Yves42, tell bi-partisan billionaire collaborators Eli Broad and Bill Bloomfield who donated $1.2 million to ensure victory for “Democrat” Tuck that this is not a “real election.”
California’s open primaries mean that all candidates appear on one primary ballot and all voters of any party vote using the same ballot. If a candidate receives over 50% of the vote, there is no run-off. So this is a very “real election.” With a low turn-out expected, everyone who understands the danger of the influence the corporate privatizers have on education should get in gear and tell ten friends why it’s critical for Torlakson to win.
What is Tuck going to do to change that 45th, magic!!
CA is the most populous state and my guess is that CA has more students growing up in poverty!
He doesn’t respect teachers from the ads I have heard ! I will stick with the professional Tom Torkalson!
He’s not much different from Tuck.
I am voting for Lydia Gutierrez. Torlakson supports Common Core.
I will be telling all friends, family and fellow teachers to go vote on Tuesday and to vote for Torlakson.
Anyone who votes for Gutierrez is basically voting for Tuck.

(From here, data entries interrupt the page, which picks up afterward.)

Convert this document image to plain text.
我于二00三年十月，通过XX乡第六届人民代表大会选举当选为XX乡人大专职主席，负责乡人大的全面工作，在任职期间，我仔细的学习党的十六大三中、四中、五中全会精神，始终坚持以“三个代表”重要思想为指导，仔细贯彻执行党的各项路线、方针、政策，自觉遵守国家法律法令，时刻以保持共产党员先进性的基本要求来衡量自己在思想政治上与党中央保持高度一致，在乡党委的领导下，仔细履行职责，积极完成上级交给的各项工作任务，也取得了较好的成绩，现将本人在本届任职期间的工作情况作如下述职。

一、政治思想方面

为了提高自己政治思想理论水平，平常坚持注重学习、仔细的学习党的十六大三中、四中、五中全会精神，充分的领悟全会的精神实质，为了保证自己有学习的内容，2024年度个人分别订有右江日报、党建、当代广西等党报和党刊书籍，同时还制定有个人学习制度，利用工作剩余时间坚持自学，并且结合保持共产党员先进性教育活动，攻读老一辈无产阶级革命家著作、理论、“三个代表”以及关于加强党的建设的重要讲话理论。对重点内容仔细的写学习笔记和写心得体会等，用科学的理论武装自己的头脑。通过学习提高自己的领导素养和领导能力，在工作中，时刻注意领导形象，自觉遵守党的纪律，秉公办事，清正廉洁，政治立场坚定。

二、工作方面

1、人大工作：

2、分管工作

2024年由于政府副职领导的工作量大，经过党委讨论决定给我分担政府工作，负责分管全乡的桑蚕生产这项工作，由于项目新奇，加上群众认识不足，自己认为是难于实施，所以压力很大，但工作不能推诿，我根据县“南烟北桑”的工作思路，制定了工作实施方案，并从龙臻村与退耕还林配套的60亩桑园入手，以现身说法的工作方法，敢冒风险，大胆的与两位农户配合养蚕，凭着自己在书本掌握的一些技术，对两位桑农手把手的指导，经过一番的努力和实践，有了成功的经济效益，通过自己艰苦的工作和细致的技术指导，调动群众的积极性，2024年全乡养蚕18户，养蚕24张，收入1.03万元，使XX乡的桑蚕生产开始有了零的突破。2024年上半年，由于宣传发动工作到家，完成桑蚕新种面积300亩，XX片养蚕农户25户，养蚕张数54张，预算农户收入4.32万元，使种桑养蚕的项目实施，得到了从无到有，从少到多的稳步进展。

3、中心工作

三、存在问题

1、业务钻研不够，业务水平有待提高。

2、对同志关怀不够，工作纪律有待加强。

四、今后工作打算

I am not a proponent of common core, however, I know Torlakson and I know that he truly supports students and teachers in California. He believes in public education, something I cannot say for the other two candidates. Robert Skeels brings up an excellent point in that if Tuck were to win & the Vergara lawsuit is successful, you can bet that any voice teachers thought they had will be completely eliminated.
Both Torlakson and Tuck support Common Core. Gutierrez is the only candidate who opposes it.
Anyone who is planning on voting for Lydia Gutierrez should read this page first, particularly the comments section. Not only was Lydia Gutierrez a Prop 8 supporter (a very hateful anti-gay marriage initiative in CA), but she has also been very evasive when asked questions about this issue and others as well.
http://www.wehodaily.com/2011/05/16/prop-8-supporter-vies-school-board-17th-election/
She campaigns with the BAT logo on her webpage despite having been repeatedly asked to remove it by BAT administrators, because she was not endorsed by the BATs, and furthermore, she was banned from the BAT Facebook page.
She is pictured waving and standing next to arch-conservative candidate Tim Donnelly at one of Donnelly’s campaign rallies.
This is not a one-issue campaign. I’m against the Common Core myself, but I’m unwilling to trade a vote against Common Core for a vote for someone who inspires so much unease in so many other areas of importance to me when it comes to what I value for statewide officeholders.
I sent in my ballot for Tom Torlackson. I would urge others to do the same.